Comment 5: Every model and methodology has its limitations. While the manuscript highlights the advantages of the hybrid approach, a dedicated section discussing the inherent limitations of using satellite signal attenuation for rainfall prediction (e.g., impact of non-rain atmospheric phenomena, varying raindrop size distributions, limitations of Ku-band during very heavy rainfall) would provide a more balanced view.
Answer/Action: We have added “Section 4.6 Limitations and Methodological Constraints” providing comprehensive discussion of technical and operational limitations inherent to satellite signal attenuation-based rainfall prediction, as follows:
- The proposed methodology faces various technical and operational obstacles which make it impossible to use in actual operational environments. The combination of atmospheric effects which include molecular absorption of atmospheric gases (oxygen and water vapor) and non-precipitating cloud layers and atmospheric scintillation effects leads to signal attenuation which results in systematic errors during rainfall estimation. The sensing system reaches its maximum capacity when Ku-band attenuation reaches 30 dB or higher during heavy rainfall that exceeds 50 mm/h. The geometric elements of satellites at different elevation angles determine how much precipitation cells extend the signal path which needs individual calibration for each location. The 30-second SNR sampling interval does not provide sufficient time to detect the quick-moving convective cells which appear in tropical weather systems.
- The system reduces its operational limitations through multiple parameter verification which uses atmospheric pressure as an independent weather metric, and it uses cluster-based saturation limits and strong statistical methods to detect outliers and it verifies its results by comparing them to nearby surface-based measurements. The operational framework which exists for tropical atmospheric environments needs major changes to function properly in various climate zones. The system depends on stable satellite communication links which maintain constant signal quality because it needs periodic ground-truth rainfall measurement calibration to achieve long-term measurement accuracy.
Comment 6: Please elaborate on how this framework could be extended for real-time nowcasting (very short-term prediction) or longer-term forecasting, and what additional data or modifications would be required.
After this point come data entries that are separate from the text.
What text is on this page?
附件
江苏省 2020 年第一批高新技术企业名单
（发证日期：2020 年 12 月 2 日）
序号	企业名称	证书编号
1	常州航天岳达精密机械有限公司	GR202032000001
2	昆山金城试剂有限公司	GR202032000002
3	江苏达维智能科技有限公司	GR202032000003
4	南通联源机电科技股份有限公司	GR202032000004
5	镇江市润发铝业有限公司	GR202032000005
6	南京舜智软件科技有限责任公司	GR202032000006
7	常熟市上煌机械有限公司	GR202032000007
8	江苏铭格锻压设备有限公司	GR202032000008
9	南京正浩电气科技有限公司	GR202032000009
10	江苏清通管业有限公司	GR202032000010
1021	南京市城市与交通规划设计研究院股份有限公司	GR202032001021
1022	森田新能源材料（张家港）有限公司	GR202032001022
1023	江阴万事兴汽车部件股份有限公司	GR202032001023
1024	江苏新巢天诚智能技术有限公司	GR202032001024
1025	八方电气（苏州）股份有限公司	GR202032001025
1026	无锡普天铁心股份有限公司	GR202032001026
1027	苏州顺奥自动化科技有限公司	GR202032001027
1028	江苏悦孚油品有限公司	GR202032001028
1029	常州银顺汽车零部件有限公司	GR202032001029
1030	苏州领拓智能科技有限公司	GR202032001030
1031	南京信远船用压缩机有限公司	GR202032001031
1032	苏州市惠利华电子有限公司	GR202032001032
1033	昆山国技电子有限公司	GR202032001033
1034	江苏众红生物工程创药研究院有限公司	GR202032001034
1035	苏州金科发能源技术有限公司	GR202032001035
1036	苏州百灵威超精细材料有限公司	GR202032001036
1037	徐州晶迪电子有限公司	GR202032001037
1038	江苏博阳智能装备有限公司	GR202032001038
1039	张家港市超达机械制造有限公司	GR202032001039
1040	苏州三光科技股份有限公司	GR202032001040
Answer/Action: We thank the reviewer for this valuable forward-looking question. We would like to clarify as follows:
- The proposed framework enables real-time nowcasting through its ability to process streaming SNR data while using a sliding-window inference method which enables cluster-specific LSTM models to produce rainfall predictions every sub-minute. The system would detect fast-rising rainfall better through the combination of short-term trend features with lead–lag indicators and adaptive thresholding methods. The framework requires expansion through meteorological data addition which includes temperature and humidity and wind speed measurements and numerical weather prediction model results to achieve precise long-term forecasting. The system needs to employ sequence-to-sequence or attention-based architectures to study how various time intervals across multiple hours impact the system. The system would transform into a predictive decision-support platform through these improvements which would allow it to perform real-time nowcasting and short-term rainfall forecasting.
Round 2
Reviewer 2 Report
Comments and Suggestions for AuthorsMost of the concerns are well addressed.
Comments on the Quality of English LanguageIt's fine
Reviewer 3 Report
Comments and Suggestions for AuthorsIt can be accepted.